Fognigma Networks Protect Against Insider Threats
Fognigma gifts network administrators with granular user controls. Quite simply, granular user controls allow the admin complete control over every little aspect of a user’s permissions inside a Fognigma-created Mission Partner Network (MPN). From which components to which files to which entry and exit points, admins will be able to make sure each user has access to only those things they need to access. This method of precise control is accomplished by creating groups.
Groups exist for each part of a Fognigma network. With just a few mouse clicks, users are added to very specific groups, which give them access to specific components, features, and even entry and exit points. And just as easy as they are added, users can be removed from groups.
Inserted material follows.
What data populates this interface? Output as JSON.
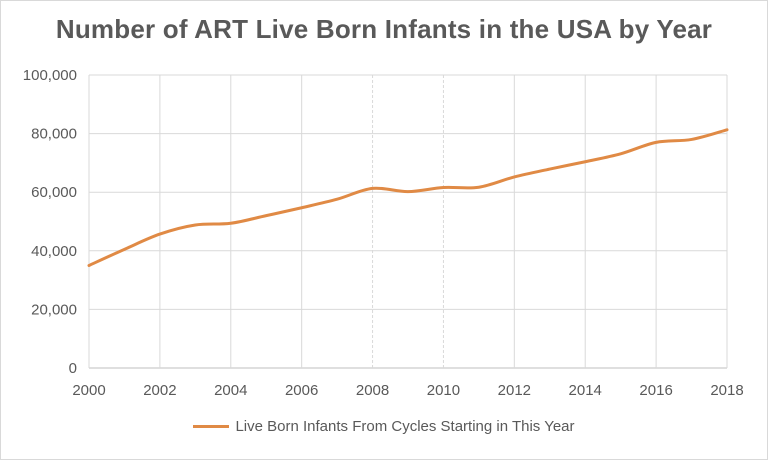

We can explain this better by using an example. Our example company is called The Company and boasts 400 happy (and imaginary) employees. The Company has deployed Fognigma and is enjoying the protection and anonymity it provides. A new employee is hired: Jay. The Company’s HR team is on point and have already completed an IAM (Identity and Access Management) assessment for Jay. As a new accountant, Jay needs access to certain things and shouldn’t see other things.
The network admin who handles all permissions begins adding Jay to groups inside their MPN. He gets added to the company-wide telephony system group, the company-wide message server group, and the company-wide file share group. Jay is then added to the accounting fileshare group and accounting private channel on the company-wide message server group – each consisting of the CEO and the four-person accounting department. No other employees can access these groups, which thus limits the exposure of sensitive financial data to just 1.25% of the company.
Jay is not added, however, to the dev file share or the dev private messaging channel group (which Jay doesn’t even know exists). Jay doesn’t need access to any of the development team’s research or discussion. Not that he would (he’s a good dude), but this limited access prevents Jay from even contemplating leaking company development secrets – he just can’t get to them.
And here comes the really cool part. Imagine, after a few months, Jay realizes a new computer process would greatly help accounting with their accounts payable work flow. He mentions it to the CEO, who loves the idea. A new private messaging channel group is formed. Inside that group are Jay, the CFO, and two developers assigned to the task. No one else in the company can access this messaging group. Inside, these four employees can discuss and develop the new process.
Three months later, the process is rolled out for the company to use. The accounting department is thrilled. The private messaging group is no longer needed, so is easily deleted. And the rest of the company? Well, they didn’t need to know about any of this, so they didn’t. Everyone is containerized within their own little spheres, preventing each user from having too much access to what goes on inside the company.
This example serves to illustrate just a fraction of how Fognigma’s use of groups can limit user access and temptation. And by limiting access, Fognigma’s granular user controls prevent problems before they even can develop.